Тропа круто свернула под углом, и мальчуган в красных спортивных брючках с бретельками, перекрещенными на его худеньком голом загорелом теле, возник внезапно, как грибок, подбежал к ним и протянул Фредерику руку.

— Guten Tag![13] — вежливо сказал он, улыбаясь во весь рот.

Фредерик пожал протянутую ему руку. На повороте показалась мать, вся нежно-розовая, улыбающаяся. Они разминулись, и лес снова замкнулся за ними.

Сыны Лоэнгрина пели в лесу…

Эта строка пела, жила в ореоле немецкого романтизма, который привил нам любовь к мечте. Голос ее был глубок, черен, зелен, нежен, грустен, радостен, в нем была простота и тайна любви, грозы, лазурь небес, деревья.

— Что сталось с этим народом? — сказал он, а может быть, сказала она.

Даже здесь, в лесу, они не могли избавиться от неприятного осадка, оставленного Курхаузом, где они ни за что бы не поселились, если бы не ахиллесово сухожилие, которое так глупо растянул себе Фредерик, неудачно спрыгнув с лестницы, хотя считалось, что разбиться должна Мадлена, сорвавшись с трапеции! Ванны и массажи, несомненно, окажут свое благотворное действие после гипса, наложенного на это сухожилие, которое Мадлена упрямо именовала «ахиллесова пята». Прекрасный предлог, чтобы увлечь Фредерика поближе к Баварии, к замкам Людовика II, Мадлена непременно хотела их осмотреть: «Шахматный король» не мог выйти без кое-каких примечаний. Режис путешествовал по Германии, и до сих пор еще никто не занялся этим его путешествием. Мадлена считала, что отдых и лечение пойдут на пользу Фредерику, а потом они доедут до Зальцбурга. Фредерик не возражал.

Они не учли только одного: прокисшей грусти Курхауза, этого заведения, среднего между отелем, домом отдыха и больницей… Не учли множества стариков и старух, богатых, хорошо откормленных, кое-как ковыляющих, непрочно держащихся на своих толстых несчастных ногах в синяках, с узлами вен, этих сутулых спин, этой сморщенной кожи… всего этого убожества, скрытого под элегантной одеждой. Целый улей врачей, сиделок, массажистов, официантов, горничных, портье и рассыльных— все молодые и здоровые — обслуживал с улыбкой на губах это маленькое стадо, пораженное недугом старости, к которому присоединилось еще несколько инвалидов, безруких, безногих… Мадлена и Фредерик сдерживались, вежливые, подавленные. Три недели, подумаешь, всего три недели! Фредерик еще не мог много ходить, а их машина стояла на ремонте… Мадлена захотела приобрести новую, чтобы не застрять на дороге. Пожалуйста, вот она, новая машина…

Курхауз — место принудительного отдыха, как бывают принудительные работы — стоял среди величественного леса, будто огромная декорация. Однако помпезное здание в стиле Вильгельма II было возведено отнюдь не из папье-маше, а солидно построено из розового камня, который добывали в местных каменоломнях.

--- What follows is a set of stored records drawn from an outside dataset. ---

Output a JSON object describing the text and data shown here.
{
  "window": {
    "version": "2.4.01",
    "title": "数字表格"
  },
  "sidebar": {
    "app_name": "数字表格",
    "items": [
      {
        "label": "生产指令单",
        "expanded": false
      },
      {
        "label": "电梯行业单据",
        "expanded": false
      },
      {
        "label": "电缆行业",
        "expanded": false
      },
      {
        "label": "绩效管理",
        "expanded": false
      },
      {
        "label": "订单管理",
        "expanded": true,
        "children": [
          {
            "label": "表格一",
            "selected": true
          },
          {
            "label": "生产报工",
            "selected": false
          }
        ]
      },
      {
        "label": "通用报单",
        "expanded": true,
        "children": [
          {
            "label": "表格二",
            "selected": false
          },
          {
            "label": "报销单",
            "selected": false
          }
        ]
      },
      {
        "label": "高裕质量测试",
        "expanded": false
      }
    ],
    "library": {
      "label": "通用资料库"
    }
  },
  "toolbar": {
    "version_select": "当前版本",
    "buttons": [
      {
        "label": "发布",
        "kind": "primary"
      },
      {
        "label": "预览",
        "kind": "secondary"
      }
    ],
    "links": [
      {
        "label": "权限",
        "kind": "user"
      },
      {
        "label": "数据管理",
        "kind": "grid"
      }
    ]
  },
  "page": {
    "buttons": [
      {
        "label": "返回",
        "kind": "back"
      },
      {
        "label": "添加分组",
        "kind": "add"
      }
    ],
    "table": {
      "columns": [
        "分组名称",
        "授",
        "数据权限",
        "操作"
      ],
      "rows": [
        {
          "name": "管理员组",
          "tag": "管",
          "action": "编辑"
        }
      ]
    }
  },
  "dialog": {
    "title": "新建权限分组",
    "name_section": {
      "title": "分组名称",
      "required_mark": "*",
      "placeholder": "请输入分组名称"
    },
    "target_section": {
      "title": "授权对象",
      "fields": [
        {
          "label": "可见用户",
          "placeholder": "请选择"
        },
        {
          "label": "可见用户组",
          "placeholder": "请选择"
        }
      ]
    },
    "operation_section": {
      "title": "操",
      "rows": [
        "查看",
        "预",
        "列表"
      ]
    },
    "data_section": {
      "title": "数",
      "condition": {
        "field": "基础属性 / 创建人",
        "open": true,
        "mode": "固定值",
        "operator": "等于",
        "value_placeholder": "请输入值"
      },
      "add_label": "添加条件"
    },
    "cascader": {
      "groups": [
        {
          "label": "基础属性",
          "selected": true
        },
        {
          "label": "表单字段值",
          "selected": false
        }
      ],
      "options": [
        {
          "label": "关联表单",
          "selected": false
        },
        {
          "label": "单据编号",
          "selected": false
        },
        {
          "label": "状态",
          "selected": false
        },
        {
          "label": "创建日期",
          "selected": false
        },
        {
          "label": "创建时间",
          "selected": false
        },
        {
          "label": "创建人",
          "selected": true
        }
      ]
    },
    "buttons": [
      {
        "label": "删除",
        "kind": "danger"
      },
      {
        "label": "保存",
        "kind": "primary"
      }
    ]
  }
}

Огромная полукруглая терраса прямо против гор, белые курточки официантов, пирожное, увенчанное пеной взбитых сливок… Фредерик с грустью заметил, что все-таки кто-то изваял оленя и лань, украшавших оба конца балюстрады, с грустью сказал, что никто так никогда и не узнает, чьих рук это дело. В этой бронзе чувствовалась живая мягкость, и она не имела подписи, как не имеет ее ванна или холодильник. Где же, в сущности, начинается искусство? Марсель Дюшан был совершенно прав, ставя свою подпись на уличных писсуарах. Правда, Марсель Дюшан, человек тонкий, руководствовался иными соображениями, но так или иначе, Фредерику хотелось видеть на ванне подпись ее создателя, дабы установить водораздел между просто «предметом» и «произведением искусства» не там, где он проходит в наши дни. Раз каким-либо предметом можно пользоваться, его уже не считают произведением искусства. К примеру, автомобили… Никто не знает того, кто конструирует шасси (у одного из них прекрасный замок, бывший охотничий домик Генриха IV в департаменте Сены-и-Уазы), и, однако, благодаря ему в свет выходят миллионы экземпляров автомобилей нового образца. Уж не он ли изобрел автомобиль-лягушку ДС? Но когда скульптор расплющивает машину и ставит ее на попа у стены, как барельеф, он почему-то приобретает право на подпись. Фредерик разглядывал бронзовые бока лежащего оленя и грустно вздыхал.

Оцепенение… Они ни с кем не разговаривали, не находили общего языка — ни с этими картежниками, ни с диетичками, ни с пожирательницами пирожных, ни с любителями местного вина. Но стоило углубиться всего на несколько сотен метров в лес, и сыны Лоэнгрина уже заводили свою песнь.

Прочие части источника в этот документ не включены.